USAID Faulted for Lax Oversight of Afghan Land Reforms
SIGAR found that $41.2 million contract lacked vital information.
U.S. efforts to help displaced Afghans returning home to claim land in their war-torn country suffer from gaps in information vital to decisions on fairness and resource allocation, a watchdog found.
The U.S. Agency for International Development, which spent $96.7 million from 2004 through 2014 to reform a land administration system beset by corruption and skyrocketing prices, did not fully measure progress in its Land Reform in Afghanistan (LARA) program, said a report released early on Thursday by the Special Inspector General for Afghanistan Reconstruction.
After awarding the contract to Tetra Tech ARD in January 2011, USAID “did not provide documentation for oversight it should have performed from September 2013 through November 2014,” SIGAR found. “Because USAID did not fully measure LARA's performance during or after implementation, the agency cannot fully establish whether LARA achieved its goals and objectives, or what impact the $41.2 million program had on improving land administration in Afghanistan.”
About half of personal and communal conflicts in Afghanistan involve land, according to the U.S. Institute of Peace. “Private citizens and many current and former members of the Afghan government, including judges, ministers, and parliamentarians, have stolen public and private land, or have been involved in facilitating corruption and fraud in the land titling process,” SIGAR said. As much as 60 percent of corruption in the county’s Judiciary is related to land ownership, and the locally maintained records are poorly archived, damaged, incomplete or susceptible to forgery.
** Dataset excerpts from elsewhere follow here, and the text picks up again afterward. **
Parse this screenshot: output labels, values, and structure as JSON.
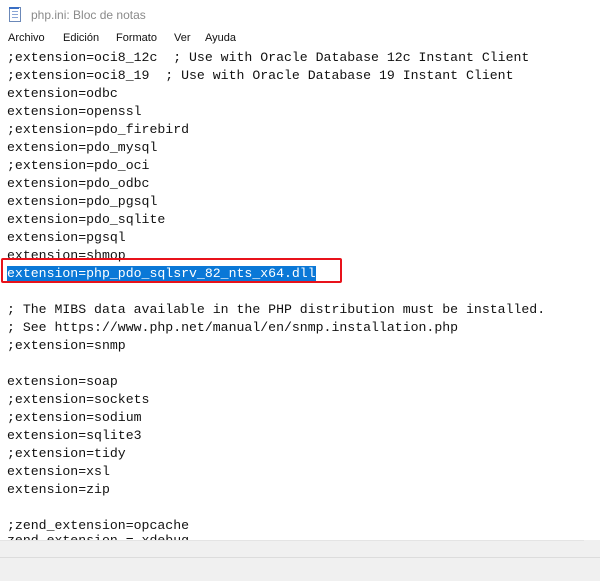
{
  "window": {
    "title": "php.ini: Bloc de notas"
  },
  "menu": [
    "Archivo",
    "Edición",
    "Formato",
    "Ver",
    "Ayuda"
  ],
  "editor": {
    "lines": [
      ";extension=oci8_12c  ; Use with Oracle Database 12c Instant Client",
      ";extension=oci8_19  ; Use with Oracle Database 19 Instant Client",
      "extension=odbc",
      "extension=openssl",
      ";extension=pdo_firebird",
      "extension=pdo_mysql",
      ";extension=pdo_oci",
      "extension=pdo_odbc",
      "extension=pdo_pgsql",
      "extension=pdo_sqlite",
      "extension=pgsql",
      "extension=shmop",
      "extension=php_pdo_sqlsrv_82_nts_x64.dll",
      "",
      "; The MIBS data available in the PHP distribution must be installed.",
      "; See https://www.php.net/manual/en/snmp.installation.php",
      ";extension=snmp",
      "",
      "extension=soap",
      ";extension=sockets",
      ";extension=sodium",
      "extension=sqlite3",
      ";extension=tidy",
      "extension=xsl",
      "extension=zip",
      "",
      ";zend_extension=opcache",
      "zend_extension = xdebug"
    ],
    "selected_line": 12
  }
}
USAID’s program is also faced with the presence of “hundreds of thousands who have not been able to reclaim their land [and] have resorted to squatting on the outskirts of urban areas in informal settlements unrecognized by the government.”
During its audit of the contract, SIGAR found that Tetra Tech ARD completed eight of nine contract deliverables but its team was unable to rely on the agency’s contract files due to “the agency’s poor record keeping and had to seek additional information from Tetra Tech ARD. When asked, USAID did not have an explanation for why documents were missing from its contract files,” the report said. “Therefore, SIGAR questions how the agency was able to determine that the three LARA deliverables were completed when it closed out the contract.”
Achievements that have been made under the LARA program “are at risk and funds spent on the program may end up being wasted because USAID did not assess the sustainability of key elements …in areas key to transitioning ownership to the Afghan government,” SIGAR concluded. With no new U.S. programs planned, future progress depends on the Afghan government, a situation USAID did not fully analyze, the report said.
SIGAR recommended that USAID conduct a final sustainability assessment to determine whether the government, using its Arazi Land Records Management System, is positioned for forward progress.
USAID Mission Director Herbert Smith did not agree that missing documents meant his agency had omitted evaluations. He argued that the Arazi system is generating its own revenues, has 34 field offices and has contributed to a “decrease in land-grabbing.” A new law passed in December might also improve the situation, he said.
SIGAR agreed to soften some of its language.